Froude’s real “lambs” were not of this description, but ordinary village folk. With these his word was law, and no matter how extravagant his commands, they were obeyed to the letter. Though a man of unquestioned ability, the parson hardly possessed the diabolical cunning of Chowne, but it is to be feared that he had no small share of his cruel malice, and he carried buffoonery to a pitch utterly inconsistent with his cloth and calling. His moral character was such that his relations, some of whom I know, regard him as outside the pale of apology; while old labourers, who remember his white hat, though perhaps none too good themselves, are shocked to recall such conduct in a “minister.” Froude never issued instructions directly; he preferred oblique methods.
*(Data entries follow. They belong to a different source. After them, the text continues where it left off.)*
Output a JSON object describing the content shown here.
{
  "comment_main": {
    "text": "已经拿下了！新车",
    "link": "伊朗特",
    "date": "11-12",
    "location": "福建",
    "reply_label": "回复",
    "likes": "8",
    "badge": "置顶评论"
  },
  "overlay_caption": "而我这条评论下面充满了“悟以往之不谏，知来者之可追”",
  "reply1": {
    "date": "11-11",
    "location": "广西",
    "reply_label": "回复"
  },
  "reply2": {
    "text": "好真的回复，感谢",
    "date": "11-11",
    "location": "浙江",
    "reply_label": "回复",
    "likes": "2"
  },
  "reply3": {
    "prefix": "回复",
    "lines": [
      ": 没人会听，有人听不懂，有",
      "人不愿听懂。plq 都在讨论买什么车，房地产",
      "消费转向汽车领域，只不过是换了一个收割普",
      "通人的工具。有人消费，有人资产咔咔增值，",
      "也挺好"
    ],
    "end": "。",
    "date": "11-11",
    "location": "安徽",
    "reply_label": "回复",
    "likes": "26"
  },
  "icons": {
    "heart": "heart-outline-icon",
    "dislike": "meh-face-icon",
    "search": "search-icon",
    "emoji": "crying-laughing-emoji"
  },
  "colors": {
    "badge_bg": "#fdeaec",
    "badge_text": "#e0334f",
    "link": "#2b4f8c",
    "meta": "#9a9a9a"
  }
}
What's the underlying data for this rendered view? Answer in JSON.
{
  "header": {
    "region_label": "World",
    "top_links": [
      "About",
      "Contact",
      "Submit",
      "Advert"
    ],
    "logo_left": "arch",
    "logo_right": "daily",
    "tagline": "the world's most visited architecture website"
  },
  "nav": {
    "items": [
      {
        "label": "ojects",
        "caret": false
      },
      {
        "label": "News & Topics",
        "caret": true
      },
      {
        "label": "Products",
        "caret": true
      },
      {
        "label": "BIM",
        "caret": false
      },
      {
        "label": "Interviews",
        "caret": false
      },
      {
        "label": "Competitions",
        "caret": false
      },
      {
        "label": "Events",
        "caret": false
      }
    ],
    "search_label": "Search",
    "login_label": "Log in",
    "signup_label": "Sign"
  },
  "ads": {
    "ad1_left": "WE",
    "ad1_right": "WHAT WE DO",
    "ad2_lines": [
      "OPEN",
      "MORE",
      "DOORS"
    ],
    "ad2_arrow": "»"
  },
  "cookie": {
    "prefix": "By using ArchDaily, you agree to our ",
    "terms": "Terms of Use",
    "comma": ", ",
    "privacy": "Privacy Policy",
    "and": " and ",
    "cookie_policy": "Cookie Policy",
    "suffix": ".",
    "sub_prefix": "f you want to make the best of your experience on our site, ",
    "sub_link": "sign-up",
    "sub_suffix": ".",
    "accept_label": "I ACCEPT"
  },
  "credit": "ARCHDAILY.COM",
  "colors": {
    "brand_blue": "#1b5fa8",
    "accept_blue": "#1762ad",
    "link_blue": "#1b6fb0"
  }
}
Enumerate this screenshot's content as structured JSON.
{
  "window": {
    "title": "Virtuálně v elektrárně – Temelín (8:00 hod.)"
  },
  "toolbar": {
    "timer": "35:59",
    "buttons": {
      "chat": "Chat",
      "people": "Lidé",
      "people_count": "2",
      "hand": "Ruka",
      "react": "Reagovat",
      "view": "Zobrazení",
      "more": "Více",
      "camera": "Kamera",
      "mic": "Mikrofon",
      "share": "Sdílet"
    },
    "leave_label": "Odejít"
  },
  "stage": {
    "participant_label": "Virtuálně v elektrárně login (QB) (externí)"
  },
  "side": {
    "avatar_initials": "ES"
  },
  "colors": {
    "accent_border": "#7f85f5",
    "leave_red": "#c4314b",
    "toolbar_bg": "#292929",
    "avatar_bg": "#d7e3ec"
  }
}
Thus he would be riding along where a group of men were at work, and begin to mutter, “I’m certain sure Farmer Besley’s fuzz-brake will be burnt—I know ’twill.” The nearest man would prick up his ears, and, having accomplished the prophecy, would return to the spot, where he would find a sovereign on the gatepost. At another time, Froude would say to a follower severely, “Look here, John, don’t you cut off that donkey’s tail”—pointing to an animal on the other side of the hedge. The next day the unfortunate animal would be found minus its appendage. Froude’s “lambs” were staunch to him, and years afterwards one of them, called Peagram, who lived at Southmolton, refused to divulge anything of their relations.